A Review: The Return of Sherlock Holmes by A. Conan Doyle

4/5 stars

I have been reading books so slowly this year but after starting the third series of the BBC's “Sherlock” I decided to go back to my near-omnibus collection of Holmes tales and finish the third short story collection to be published. How does one review Sherlock Homes stories? If you are already a fan of the consulting detective these stories are more of the same. Watson is as wooden and clueless as ever. Holmes is as brilliant and manic as ever. The details of Victorian London with its trains, hansoms, calling cards, telegrams, retired soldiers and women caught by social conventions are all part of the fun. However, if you are planning to start reading the Holmes stories, there are better places to begin (I suggest A Study in Scarlet, which is the beginning). Doyle killed his creation off in 1893 because of his own declining interest in writing the stories. The stories in this collection began appearing in 1903 and though Holmes is back by popular demand, it seems the break didn't help Doyle rekindle any interest in the character.

I think mystery stories should be a game the author plays with the reader. Many clues are given by the author and the reader has a chance of sifting through them all to guess the solution just ahead of the author's revelation of the truth. If mysteries are that game, in these stories Doyle often cheats. More so than in other Holmes collections the adventures in Return rely on tiny clues which only Holmes observes (that's fine, he's the genius detective) and which Holmes doesn't tell anyone about (come on!). The adventures of the Priory School, the Golden Pince-Nez and the Abby Grange all strike me that way. That said, they aren't all cheaty. The Missing Three-Quarter, the Six Napoleons and my favorite Sherlock Holmes short story, The Solitary Cyclist are each about initially mistaking a character's motivations rather than missing subtle trace evidence.

I'm sure others have looked into this, but I also notice what I assume is a change is Doyle's view of the law. Much more often in this collection Holmes looks the other way or denies knowledge of the truth in the face of the law because he is enacting his own sense of justice. In one story Holmes declares no one else is better suited to serve as judge of an impromptu court than himself! More than one murderer and it seems several thieves are let off by Holmes because they acted as they did in self-defense or to help a friend or because they were put to by love. In many of these “outside the law” stories the real killer or the blackmailer or general jerk ends up dead anyway. I have a friend who says “The universe tends to unfold as it should.” I guess Doyle thought the same way.

As with previous stories, there is a disturbing amount of fear of the foreign to Holmes' cases.

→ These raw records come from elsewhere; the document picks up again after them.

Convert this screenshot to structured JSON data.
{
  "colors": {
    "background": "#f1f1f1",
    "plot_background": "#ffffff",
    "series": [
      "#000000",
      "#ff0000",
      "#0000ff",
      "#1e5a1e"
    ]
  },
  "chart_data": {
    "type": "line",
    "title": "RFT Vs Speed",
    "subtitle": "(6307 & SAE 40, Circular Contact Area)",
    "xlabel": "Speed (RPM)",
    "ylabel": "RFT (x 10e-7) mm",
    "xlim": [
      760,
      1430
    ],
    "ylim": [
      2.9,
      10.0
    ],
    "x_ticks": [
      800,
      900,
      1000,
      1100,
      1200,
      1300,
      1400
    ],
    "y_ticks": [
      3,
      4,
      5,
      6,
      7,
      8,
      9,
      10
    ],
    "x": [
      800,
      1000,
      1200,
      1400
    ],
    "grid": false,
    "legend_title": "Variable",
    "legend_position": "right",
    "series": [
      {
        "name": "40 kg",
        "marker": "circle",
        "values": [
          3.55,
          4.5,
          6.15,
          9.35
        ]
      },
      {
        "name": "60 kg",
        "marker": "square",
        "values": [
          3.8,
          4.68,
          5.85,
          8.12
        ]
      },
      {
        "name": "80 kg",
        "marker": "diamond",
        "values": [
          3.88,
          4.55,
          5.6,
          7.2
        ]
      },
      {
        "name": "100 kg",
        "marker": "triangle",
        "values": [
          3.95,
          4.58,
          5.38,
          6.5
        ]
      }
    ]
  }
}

It seems there is no truly English crime. The source of the trouble is always some outside influence. It always turns out that if an actual crime has occurred it was an Italian plasterer, an Australian sea captain, a whale fishermen who sent too much time in Norway, a fortune made in Rhodesia, a jealous Creole wife, or a Russian revolutionary who sets the plot in motion. That could be a reason to read these second-rate mysteries. The fin de siecle zeitgeist was powerfully suspicious. That sentiment is part of what lead to the horrors of the Great War, now one hundred years old. Thanks, Conan Doyle.

One last thing, for fun. Since I started with “Sherlock” let's return there. Here's my match up of the series three “Sherlock” episodes and the original stories which inspired them, several of which are in The Return of Sherlock Holmes.
The Empty Hearse – The Empty House (title and a few scenes).
The Sign of Three – The Sign of the Four (title and almost nothing else).
His Last Vow – Charles Augustus Milverton plus little bits of His Last Bow and The Second Stain.